Setting the Record Straight

Let’s set the record straight: You don’t owe anyone sex. Forget about “marital rights” or “spousal obligations.” You aren’t required to share your body with anyone if you’re not feeling it, whether you’re feeling pressure or not. It doesn’t matter if you used to have a wild sex life with whips and chains or if you were once the poster child for teenage libido. Just because you used to have a vibrant sex life doesn’t mean you owe your partner the same level of intimacy now.

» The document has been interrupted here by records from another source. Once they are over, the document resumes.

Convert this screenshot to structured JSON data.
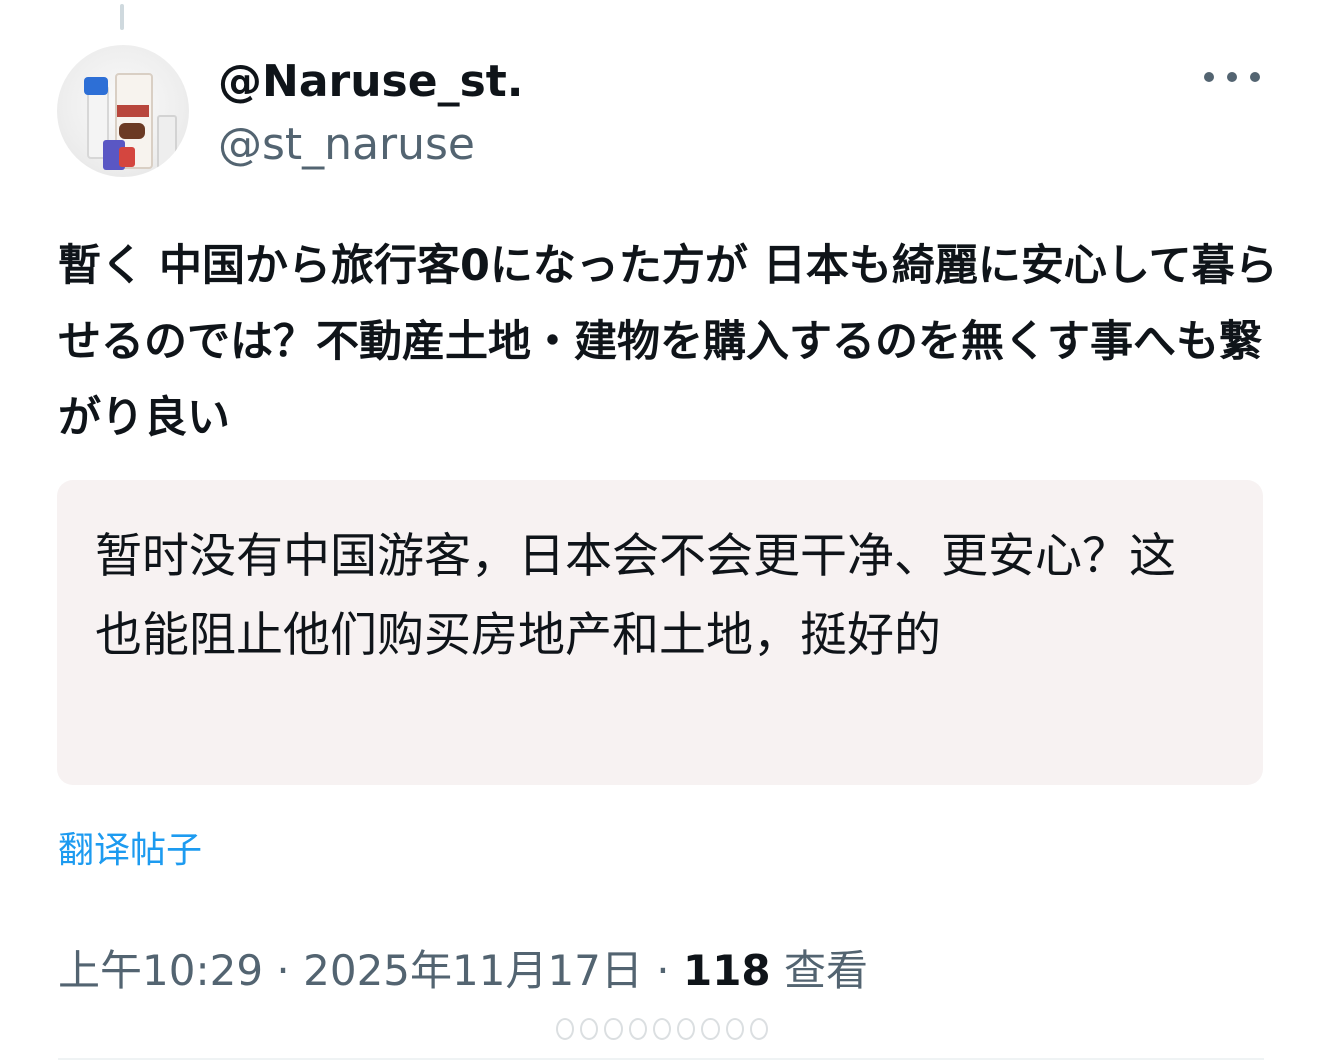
{
  "author": {
    "display_name": "@Naruse_st.",
    "handle": "@st_naruse",
    "avatar_icon": "avatar-image"
  },
  "more_icon": "more-horizontal-icon",
  "tweet": {
    "text": "暫く 中国から旅行客0になった方が  日本も綺麗に安心して暮らせるのでは？不動産土地・建物を購入するのを無くす事へも繋がり良い"
  },
  "translation": {
    "text": "暂时没有中国游客，日本会不会更干净、更安心？这也能阻止他们购买房地产和土地，挺好的",
    "link_label": "翻译帖子"
  },
  "meta": {
    "time": "上午10:29",
    "separator": "·",
    "date": "2025年11月17日",
    "views_count": "118",
    "views_label": "查看"
  },
  "colors": {
    "text": "#0f1419",
    "secondary": "#536471",
    "link": "#1d9bf0",
    "translation_bg": "#f7f2f2"
  }
}
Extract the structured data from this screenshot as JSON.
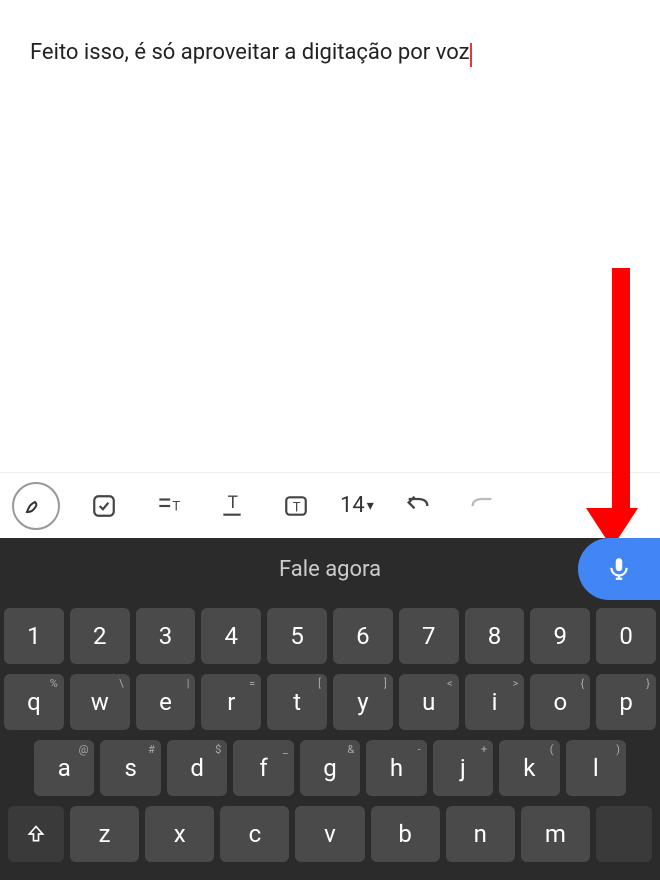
{
  "editor": {
    "text": "Feito isso, é só aproveitar a digitação por voz"
  },
  "toolbar": {
    "font_size": "14"
  },
  "voice": {
    "prompt": "Fale agora"
  },
  "keyboard": {
    "row1": [
      {
        "main": "1",
        "sup": ""
      },
      {
        "main": "2",
        "sup": ""
      },
      {
        "main": "3",
        "sup": ""
      },
      {
        "main": "4",
        "sup": ""
      },
      {
        "main": "5",
        "sup": ""
      },
      {
        "main": "6",
        "sup": ""
      },
      {
        "main": "7",
        "sup": ""
      },
      {
        "main": "8",
        "sup": ""
      },
      {
        "main": "9",
        "sup": ""
      },
      {
        "main": "0",
        "sup": ""
      }
    ],
    "row2": [
      {
        "main": "q",
        "sup": "%"
      },
      {
        "main": "w",
        "sup": "\\"
      },
      {
        "main": "e",
        "sup": "|"
      },
      {
        "main": "r",
        "sup": "="
      },
      {
        "main": "t",
        "sup": "["
      },
      {
        "main": "y",
        "sup": "]"
      },
      {
        "main": "u",
        "sup": "<"
      },
      {
        "main": "i",
        "sup": ">"
      },
      {
        "main": "o",
        "sup": "{"
      },
      {
        "main": "p",
        "sup": "}"
      }
    ],
    "row3": [
      {
        "main": "a",
        "sup": "@"
      },
      {
        "main": "s",
        "sup": "#"
      },
      {
        "main": "d",
        "sup": "$"
      },
      {
        "main": "f",
        "sup": "_"
      },
      {
        "main": "g",
        "sup": "&"
      },
      {
        "main": "h",
        "sup": "-"
      },
      {
        "main": "j",
        "sup": "+"
      },
      {
        "main": "k",
        "sup": "("
      },
      {
        "main": "l",
        "sup": ")"
      }
    ],
    "row4": [
      {
        "main": "z",
        "sup": ""
      },
      {
        "main": "x",
        "sup": ""
      },
      {
        "main": "c",
        "sup": ""
      },
      {
        "main": "v",
        "sup": ""
      },
      {
        "main": "b",
        "sup": ""
      },
      {
        "main": "n",
        "sup": ""
      },
      {
        "main": "m",
        "sup": ""
      }
    ]
  }
}
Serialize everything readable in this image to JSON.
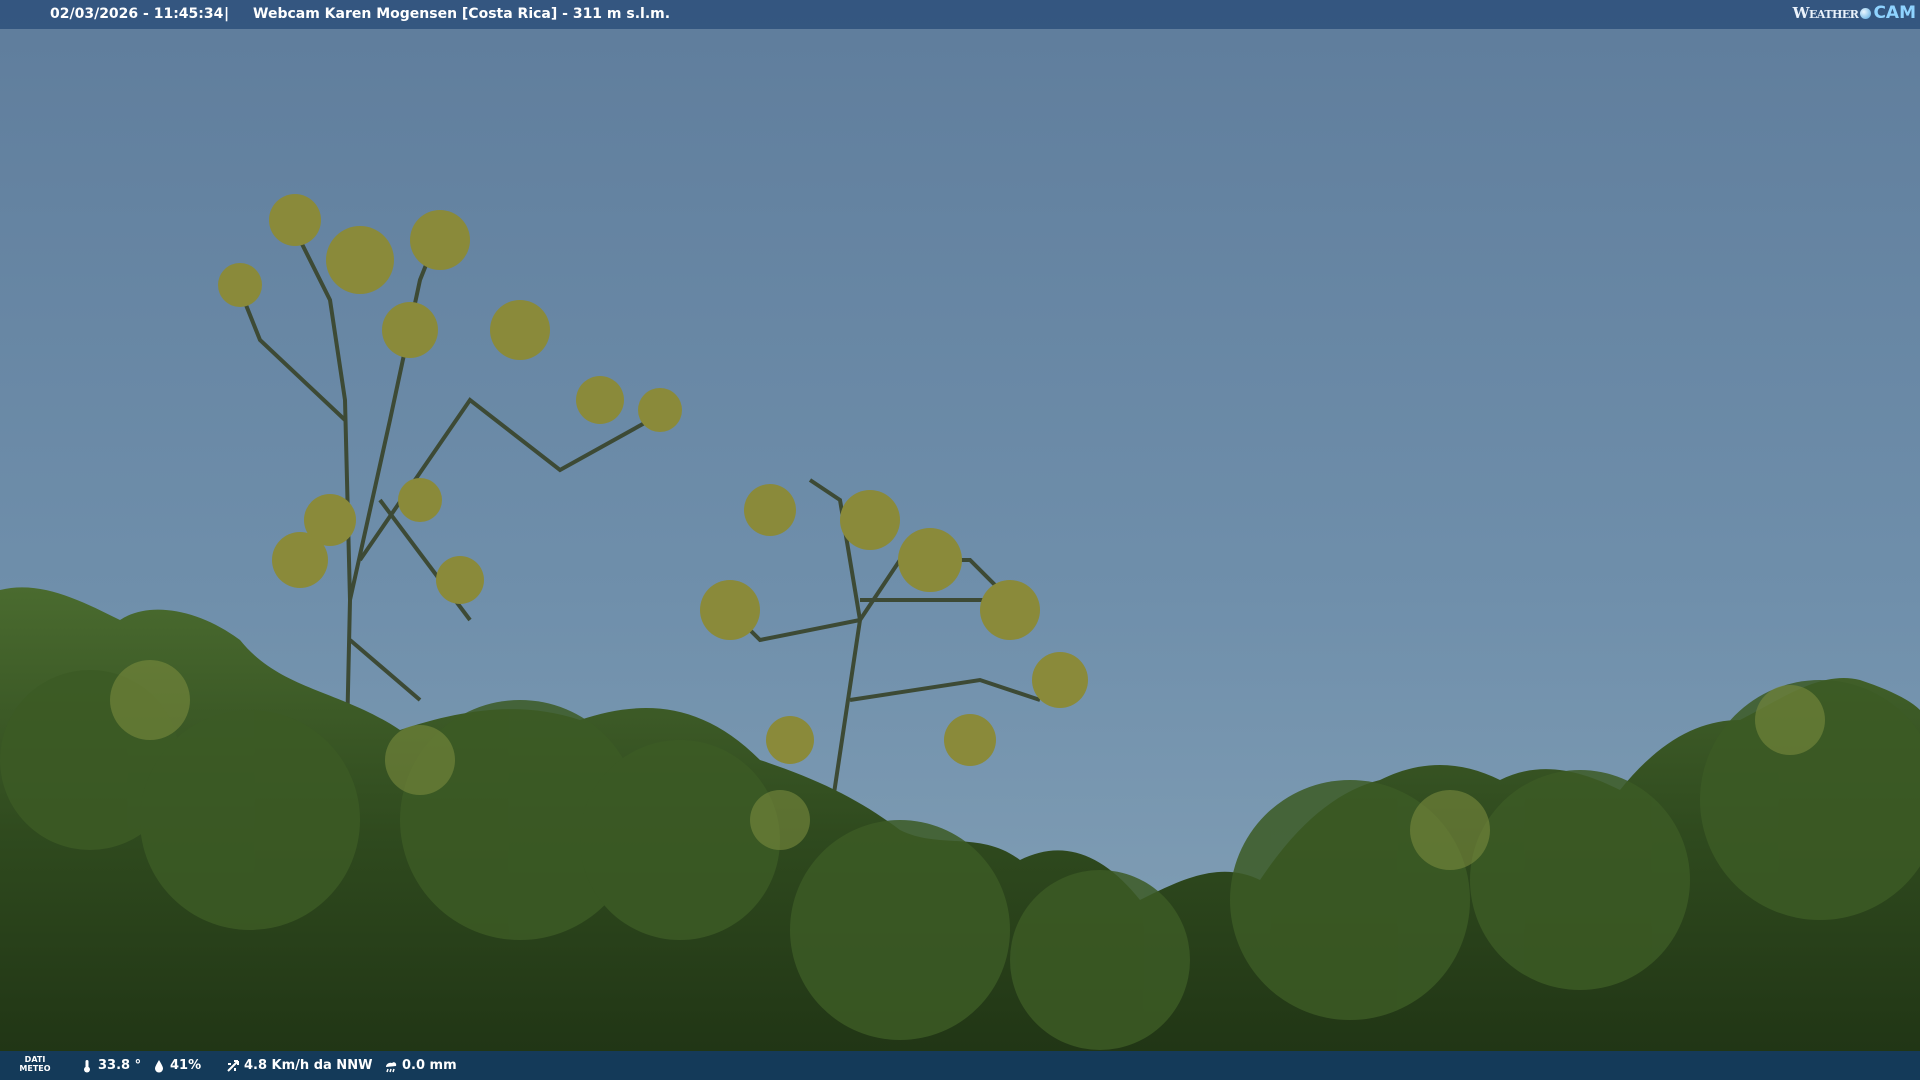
{
  "header": {
    "datetime": "02/03/2026 - 11:45:34",
    "separator": "|",
    "title": "Webcam Karen Mogensen [Costa Rica] - 311 m s.l.m.",
    "logo_word": "Weather",
    "logo_cam": "CAM"
  },
  "footer": {
    "dati_line1": "DATI",
    "dati_line2": "METEO",
    "temperature": "33.8 °",
    "humidity": "41%",
    "wind": "4.8 Km/h da NNW",
    "rain": "0.0 mm",
    "icons": [
      "thermometer-icon",
      "humidity-icon",
      "wind-icon",
      "rain-icon"
    ]
  },
  "colors": {
    "sky_top": "#617f9e",
    "sky_bottom": "#7e9cb4",
    "foliage": "#2f4a1e"
  }
}
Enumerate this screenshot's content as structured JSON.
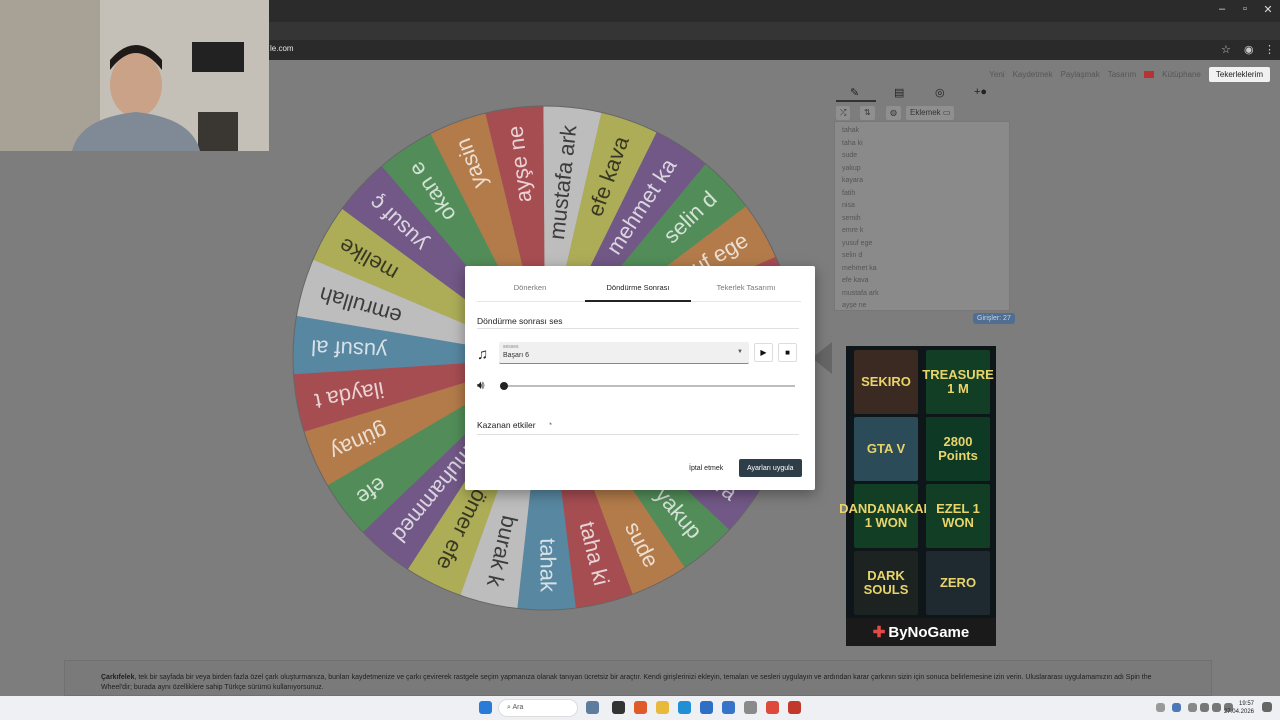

Society often implies that women owe men sex in various scenarios—like when he buys you dinner, during dating, or especially after you say “I do.” The fear is that if we don’t comply, our partners might seek satisfaction elsewhere or even leave us. But in a healthy relationship, no one should feel obligated to have sex.

The Exhaustion of Motherhood

Being a mom is exhausting. You have little ones clinging to you at all hours. They want to be in your lap, your arms, and sometimes even in your bed. When they finally drift off to sleep, your body might just need a break from all the touching and holding. It’s normal to feel “touched out,” and viewing sex as just another demand can happen at this stage of life.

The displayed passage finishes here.